The company has another significant nickel/cobalt exploratory asset 30 km east of Wingellina at Claude Hills.  Feasibility studies suggest high grade ore and a 40-year mine life for the project.
The company appears in no hurry to develop the Wingellina project, stating in its 2017 Annual Report “Metals X has received the required approvals, including Native Title and Environmental, to proceed with the development of Wingellina. Development of the project will be contingent upon nickel price improvement and funding.”
In a June 2017 Quarterly Report, the company announced it had completed a successful trial of 100 tonnes of ore from Wingellina processed by a proprietary Nickel Extraction Process (PosNEP) from South Korea’s KOSCO.  Next steps were supposedly under discussion, but there appears no mention of the project since.

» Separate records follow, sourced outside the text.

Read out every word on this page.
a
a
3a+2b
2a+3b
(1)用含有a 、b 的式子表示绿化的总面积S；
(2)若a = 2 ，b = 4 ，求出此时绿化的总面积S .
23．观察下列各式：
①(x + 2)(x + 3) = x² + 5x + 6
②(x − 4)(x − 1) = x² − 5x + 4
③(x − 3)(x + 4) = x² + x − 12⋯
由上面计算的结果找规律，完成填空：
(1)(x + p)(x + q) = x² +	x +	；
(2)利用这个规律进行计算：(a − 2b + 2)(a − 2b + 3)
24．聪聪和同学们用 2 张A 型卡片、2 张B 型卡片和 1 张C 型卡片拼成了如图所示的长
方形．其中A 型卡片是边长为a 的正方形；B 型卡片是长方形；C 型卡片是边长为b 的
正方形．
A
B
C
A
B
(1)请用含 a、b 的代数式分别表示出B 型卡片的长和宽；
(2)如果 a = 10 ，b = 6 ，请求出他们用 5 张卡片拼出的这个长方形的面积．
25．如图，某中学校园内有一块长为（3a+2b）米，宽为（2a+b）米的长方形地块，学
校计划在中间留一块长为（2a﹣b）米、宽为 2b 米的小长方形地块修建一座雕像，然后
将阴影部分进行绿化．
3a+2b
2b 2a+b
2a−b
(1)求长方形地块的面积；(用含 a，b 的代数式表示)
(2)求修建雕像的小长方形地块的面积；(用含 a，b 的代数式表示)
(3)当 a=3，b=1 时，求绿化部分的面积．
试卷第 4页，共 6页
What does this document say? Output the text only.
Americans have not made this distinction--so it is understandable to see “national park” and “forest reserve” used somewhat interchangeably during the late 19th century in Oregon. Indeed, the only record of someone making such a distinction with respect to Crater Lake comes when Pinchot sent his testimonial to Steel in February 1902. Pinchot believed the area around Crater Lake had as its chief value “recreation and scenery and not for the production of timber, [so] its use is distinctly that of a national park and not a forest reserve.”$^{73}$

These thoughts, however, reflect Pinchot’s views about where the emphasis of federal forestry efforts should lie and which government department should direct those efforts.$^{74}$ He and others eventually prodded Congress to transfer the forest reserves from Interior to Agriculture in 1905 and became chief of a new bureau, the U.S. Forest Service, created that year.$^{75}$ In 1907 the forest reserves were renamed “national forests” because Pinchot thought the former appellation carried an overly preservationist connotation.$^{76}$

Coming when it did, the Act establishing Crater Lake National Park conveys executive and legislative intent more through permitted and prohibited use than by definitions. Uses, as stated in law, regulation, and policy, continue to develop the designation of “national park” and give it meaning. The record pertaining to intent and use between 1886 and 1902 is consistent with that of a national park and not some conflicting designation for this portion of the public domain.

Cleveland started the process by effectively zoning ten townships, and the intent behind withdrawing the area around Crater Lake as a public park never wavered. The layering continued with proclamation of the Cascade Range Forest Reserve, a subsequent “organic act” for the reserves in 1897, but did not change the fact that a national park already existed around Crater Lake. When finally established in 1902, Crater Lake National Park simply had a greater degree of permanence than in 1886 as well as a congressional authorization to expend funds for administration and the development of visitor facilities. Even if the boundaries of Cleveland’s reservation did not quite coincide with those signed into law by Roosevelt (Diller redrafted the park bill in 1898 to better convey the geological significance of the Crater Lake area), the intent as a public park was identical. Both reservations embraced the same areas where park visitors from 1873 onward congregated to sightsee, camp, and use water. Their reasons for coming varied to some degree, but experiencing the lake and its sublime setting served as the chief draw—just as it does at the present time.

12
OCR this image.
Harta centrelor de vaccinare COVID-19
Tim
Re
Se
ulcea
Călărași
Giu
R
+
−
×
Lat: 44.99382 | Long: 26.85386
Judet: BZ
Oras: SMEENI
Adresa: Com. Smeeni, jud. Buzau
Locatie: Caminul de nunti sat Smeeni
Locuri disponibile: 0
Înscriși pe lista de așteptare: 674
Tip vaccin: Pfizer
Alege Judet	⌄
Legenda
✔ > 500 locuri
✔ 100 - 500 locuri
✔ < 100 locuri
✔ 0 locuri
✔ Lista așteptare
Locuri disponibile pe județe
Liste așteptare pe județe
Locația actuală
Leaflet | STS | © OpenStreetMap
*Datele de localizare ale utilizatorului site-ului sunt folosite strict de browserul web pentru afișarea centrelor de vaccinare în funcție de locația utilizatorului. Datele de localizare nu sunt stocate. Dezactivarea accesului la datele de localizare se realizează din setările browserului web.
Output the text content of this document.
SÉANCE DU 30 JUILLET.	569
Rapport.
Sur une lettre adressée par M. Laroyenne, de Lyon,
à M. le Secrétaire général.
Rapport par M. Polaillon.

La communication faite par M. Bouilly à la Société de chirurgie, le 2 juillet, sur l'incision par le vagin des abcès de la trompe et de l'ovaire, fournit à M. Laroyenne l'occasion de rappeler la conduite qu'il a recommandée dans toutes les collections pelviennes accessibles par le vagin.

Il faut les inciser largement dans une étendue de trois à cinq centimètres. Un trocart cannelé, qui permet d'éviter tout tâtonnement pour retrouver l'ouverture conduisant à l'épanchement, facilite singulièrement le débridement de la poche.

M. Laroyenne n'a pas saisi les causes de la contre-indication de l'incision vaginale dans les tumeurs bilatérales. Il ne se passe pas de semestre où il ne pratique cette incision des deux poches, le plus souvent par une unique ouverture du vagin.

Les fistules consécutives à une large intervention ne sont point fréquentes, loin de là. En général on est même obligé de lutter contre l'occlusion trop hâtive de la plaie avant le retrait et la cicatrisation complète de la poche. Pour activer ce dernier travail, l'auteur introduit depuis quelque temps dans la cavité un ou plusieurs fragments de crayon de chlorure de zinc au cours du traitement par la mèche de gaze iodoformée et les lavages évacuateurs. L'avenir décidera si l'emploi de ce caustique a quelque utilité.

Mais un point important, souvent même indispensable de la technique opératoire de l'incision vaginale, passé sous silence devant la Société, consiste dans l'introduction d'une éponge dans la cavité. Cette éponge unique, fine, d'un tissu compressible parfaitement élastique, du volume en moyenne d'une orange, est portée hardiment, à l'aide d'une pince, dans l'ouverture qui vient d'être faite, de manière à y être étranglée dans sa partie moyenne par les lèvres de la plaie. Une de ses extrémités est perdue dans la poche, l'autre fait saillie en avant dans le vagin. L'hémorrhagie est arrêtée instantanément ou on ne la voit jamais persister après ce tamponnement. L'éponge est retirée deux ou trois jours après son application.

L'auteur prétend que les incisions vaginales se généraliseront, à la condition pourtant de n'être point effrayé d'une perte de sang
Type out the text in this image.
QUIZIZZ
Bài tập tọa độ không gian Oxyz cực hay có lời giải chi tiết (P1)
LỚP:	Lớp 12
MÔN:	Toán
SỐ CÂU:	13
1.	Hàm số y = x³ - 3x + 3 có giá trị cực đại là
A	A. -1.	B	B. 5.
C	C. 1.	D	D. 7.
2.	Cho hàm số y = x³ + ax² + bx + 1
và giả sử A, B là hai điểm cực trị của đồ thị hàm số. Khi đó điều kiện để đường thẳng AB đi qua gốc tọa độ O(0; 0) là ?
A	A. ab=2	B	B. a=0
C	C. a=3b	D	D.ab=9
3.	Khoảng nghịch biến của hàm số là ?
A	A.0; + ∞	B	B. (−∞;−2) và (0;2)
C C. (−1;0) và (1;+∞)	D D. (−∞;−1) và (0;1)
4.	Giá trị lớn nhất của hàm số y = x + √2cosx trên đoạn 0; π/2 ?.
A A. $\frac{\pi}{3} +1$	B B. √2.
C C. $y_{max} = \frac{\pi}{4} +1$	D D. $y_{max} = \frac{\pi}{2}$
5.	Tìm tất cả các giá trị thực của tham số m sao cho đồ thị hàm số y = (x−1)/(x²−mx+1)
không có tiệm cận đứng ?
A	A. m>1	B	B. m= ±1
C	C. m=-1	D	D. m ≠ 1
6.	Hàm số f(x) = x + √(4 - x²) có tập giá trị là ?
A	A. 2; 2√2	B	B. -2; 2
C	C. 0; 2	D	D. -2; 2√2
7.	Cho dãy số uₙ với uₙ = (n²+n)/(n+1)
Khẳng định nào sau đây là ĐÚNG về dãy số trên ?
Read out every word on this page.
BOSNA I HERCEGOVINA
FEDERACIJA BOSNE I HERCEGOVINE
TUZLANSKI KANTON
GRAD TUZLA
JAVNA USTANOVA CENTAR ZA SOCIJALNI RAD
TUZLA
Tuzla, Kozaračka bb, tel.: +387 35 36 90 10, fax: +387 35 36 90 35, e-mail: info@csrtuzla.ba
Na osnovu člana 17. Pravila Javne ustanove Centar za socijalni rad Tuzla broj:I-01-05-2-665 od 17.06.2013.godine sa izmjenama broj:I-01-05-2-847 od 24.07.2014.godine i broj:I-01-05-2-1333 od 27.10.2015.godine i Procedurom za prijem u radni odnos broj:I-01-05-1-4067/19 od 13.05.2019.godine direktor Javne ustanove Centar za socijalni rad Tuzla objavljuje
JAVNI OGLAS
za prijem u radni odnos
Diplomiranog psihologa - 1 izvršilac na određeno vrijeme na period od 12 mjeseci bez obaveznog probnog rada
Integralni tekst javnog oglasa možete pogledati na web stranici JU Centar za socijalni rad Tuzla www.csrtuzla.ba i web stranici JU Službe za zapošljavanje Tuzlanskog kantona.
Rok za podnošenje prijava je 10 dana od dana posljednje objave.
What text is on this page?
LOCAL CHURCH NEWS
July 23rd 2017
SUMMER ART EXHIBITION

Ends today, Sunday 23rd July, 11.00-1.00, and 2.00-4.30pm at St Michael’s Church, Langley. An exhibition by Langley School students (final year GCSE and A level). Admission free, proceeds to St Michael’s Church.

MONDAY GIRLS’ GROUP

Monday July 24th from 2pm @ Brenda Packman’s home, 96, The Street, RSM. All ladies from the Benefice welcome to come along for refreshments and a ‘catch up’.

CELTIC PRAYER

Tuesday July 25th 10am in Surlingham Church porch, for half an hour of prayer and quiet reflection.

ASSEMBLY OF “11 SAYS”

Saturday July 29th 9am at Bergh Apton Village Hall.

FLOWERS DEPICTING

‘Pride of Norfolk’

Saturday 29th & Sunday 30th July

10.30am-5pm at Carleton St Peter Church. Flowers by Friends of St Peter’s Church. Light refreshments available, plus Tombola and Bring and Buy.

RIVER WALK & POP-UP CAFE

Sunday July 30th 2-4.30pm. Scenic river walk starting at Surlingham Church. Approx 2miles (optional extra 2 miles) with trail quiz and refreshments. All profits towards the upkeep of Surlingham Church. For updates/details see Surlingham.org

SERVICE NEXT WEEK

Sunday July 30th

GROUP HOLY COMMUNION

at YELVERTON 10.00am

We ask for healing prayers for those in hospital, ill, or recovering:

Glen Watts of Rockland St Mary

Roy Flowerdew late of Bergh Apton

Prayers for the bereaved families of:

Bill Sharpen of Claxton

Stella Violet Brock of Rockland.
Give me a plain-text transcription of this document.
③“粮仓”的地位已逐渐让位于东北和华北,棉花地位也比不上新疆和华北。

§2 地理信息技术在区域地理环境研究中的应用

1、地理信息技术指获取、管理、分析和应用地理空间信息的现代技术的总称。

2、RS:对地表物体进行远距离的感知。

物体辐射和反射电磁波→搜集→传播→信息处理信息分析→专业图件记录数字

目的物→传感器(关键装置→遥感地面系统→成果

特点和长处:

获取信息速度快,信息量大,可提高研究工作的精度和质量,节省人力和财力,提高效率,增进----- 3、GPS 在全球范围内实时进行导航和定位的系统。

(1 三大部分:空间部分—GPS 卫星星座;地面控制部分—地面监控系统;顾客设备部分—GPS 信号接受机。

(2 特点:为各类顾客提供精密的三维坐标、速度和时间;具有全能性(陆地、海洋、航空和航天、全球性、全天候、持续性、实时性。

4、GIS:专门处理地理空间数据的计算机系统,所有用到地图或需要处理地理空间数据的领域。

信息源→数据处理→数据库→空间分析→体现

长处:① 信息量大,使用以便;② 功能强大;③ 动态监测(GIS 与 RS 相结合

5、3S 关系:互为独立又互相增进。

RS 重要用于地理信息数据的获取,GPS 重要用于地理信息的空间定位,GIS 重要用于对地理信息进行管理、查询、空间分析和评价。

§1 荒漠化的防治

Less than one month ago the company completed a successful capital raise of $50 million, with the proceeds going to further existing production operations. Despite lagging performance in both the tin and copper operations, Metals X has an analyst consensus BUY Rating, with a price target of $1.10. 
Despite the focus on nickel use in li-ion batteries, investors in companies like WSA have yet to experience returns remotely approximating the performance of one of the top lithium miners on the ASX – Galaxy Resources (GXY).

A 24 July article appearing on Bloomberg.com points to growing concern that nickel supply will fall short of demand as miners rush to process battery grade nickel sulphate, ignoring the need for additional feedstock.  The article points to research conducted at the behest of commodities goliath Glencore Plc, pointing to world-wide demand for nickel in EVs to rise to 1 million metric tonnes by 2030, outstripping demand for the prior winner of the next big thing in li-ion applications – cobalt – as battery manufacturers increase the amount of nickel in cathodes.

An analyst from Benchmark Minerals claims the battery market will not make a significant impact on nickel prices for “several years”, with traditional use of nickel in stainless steel driving current demand.  That may well be, but global energy research and consulting firm Wood Mackenzie predicts the price of nickel could double by 2022, with nickel supply still trailing demand.